Suddenly it seemed as if the problem might be solved; the two ladies at Jones’s Hotel received a visit from Willie Woodley. So was familiarly designated a young American who had sailed from New York a few days after their own departure and who, enjoying some freedom of acquaintance with them in that city, had lost no time, on his arrival in London, in coming to pay them his respects. He had in fact gone to see them directly after going to see his tailor; than which there can be no greater exhibition of promptitude on the part of a young American just installed at the Charing Cross Hotel. He was a slight, mild youth, without high colour but with many elegant forms, famous for the authority with which he led the “German” in New York. He was indeed, by the young ladies who habitually figured in such evolutions, reckoned “the best dancer in the world”; it was in those terms he was always spoken of and his pleasant identity indicated. He was the most convenient gentle young man, for almost any casual light purpose, it was possible to meet; he was beautifully dressed—“in the English style”—and knew an immense deal about London. He had been at Newport during the previous summer, at the time of our young Englishmen’s visit, and he took extreme pleasure in the society of Bessie Alden, whom he never addressed but as “Miss Bessie.” She immediately arranged with him, in the presence of her sister, that he should guide her to the scene of Lady Jane Grey’s execution.
“You may do as you please,” said Mrs. Westgate. “Only—if you desire the information—it is not the custom here for young ladies to knock about London with wild young men.”
“Miss Bessie has waltzed with me so often—not to call it so wildly,” the young man returned, “that she can surely go out with me in a jog-trot cab.”
“I consider public waltzing,” said Mrs. Westgate, “the most innocent, because the most guarded and regulated, pleasure of our time.”
“It’s a jolly compliment to our time!” Mr.
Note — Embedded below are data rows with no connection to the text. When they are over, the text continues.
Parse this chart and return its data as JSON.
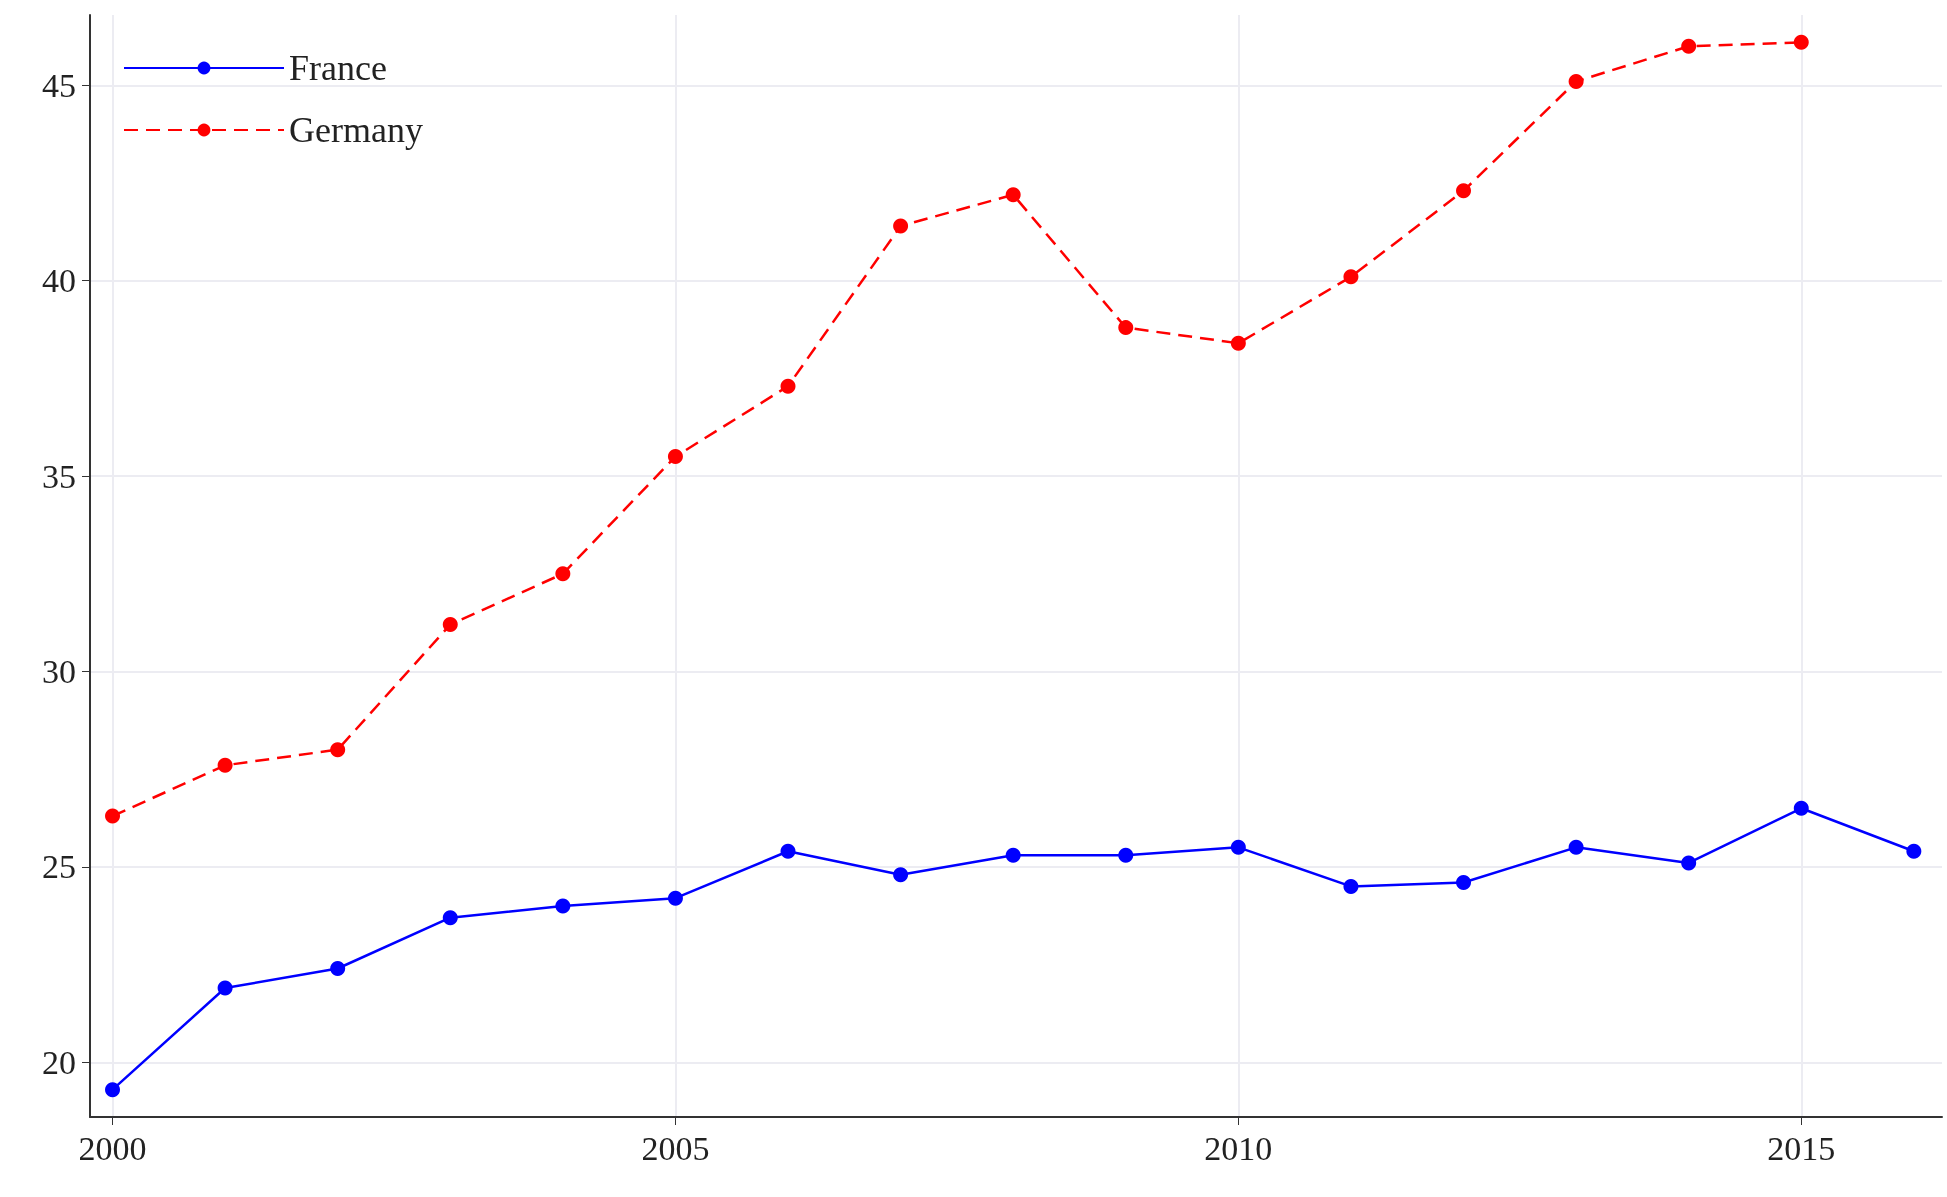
{
  "chart_data": {
    "type": "line",
    "x": [
      2000,
      2001,
      2002,
      2003,
      2004,
      2005,
      2006,
      2007,
      2008,
      2009,
      2010,
      2011,
      2012,
      2013,
      2014,
      2015,
      2016
    ],
    "series": [
      {
        "name": "France",
        "color": "#0000ff",
        "line_style": "solid",
        "values": [
          19.3,
          21.9,
          22.4,
          23.7,
          24.0,
          24.2,
          25.4,
          24.8,
          25.3,
          25.3,
          25.5,
          24.5,
          24.6,
          25.5,
          25.1,
          26.5,
          25.4
        ]
      },
      {
        "name": "Germany",
        "color": "#ff0000",
        "line_style": "dashed",
        "values": [
          26.3,
          27.6,
          28.0,
          31.2,
          32.5,
          35.5,
          37.3,
          41.4,
          42.2,
          38.8,
          38.4,
          40.1,
          42.3,
          45.1,
          46.0,
          46.1,
          null
        ]
      }
    ],
    "xlim": [
      1999.8,
      2016.25
    ],
    "xticks": [
      2000,
      2005,
      2010,
      2015
    ],
    "ylim": [
      18.6,
      46.8
    ],
    "yticks": [
      20,
      25,
      30,
      35,
      40,
      45
    ],
    "grid": true,
    "legend": "top left",
    "marker": "circle"
  }
}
Woodley cried with a laugh of the most candid significance.
“I don’t see why I should regard what’s done here,” Bessie pursued. “Why should I suffer the restrictions of a society of which I enjoy none of the privileges?”
“That’s very good—very good,” her friend applauded.
“Oh, go to the Tower and feel the axe if you like!” said Mrs. Westgate. “I consent to your going with Mr. Woodley; but I wouldn’t let you go with an Englishman.”
“Miss Bessie wouldn’t care to go with an Englishman!” Mr. Woodley declared with an asperity doubtless not unnatural in a young man who, dressing in a manner that I have indicated and knowing a great deal, as I have said, about London, saw no reason for drawing these sharp distinctions. He agreed upon a day with Miss Bessie—a day of that same week; while an ingenious mind might perhaps have traced a connexion between the girl’s reference to her lack of social privilege or festal initiation and a question she asked on the morrow as she sat with her sister at luncheon.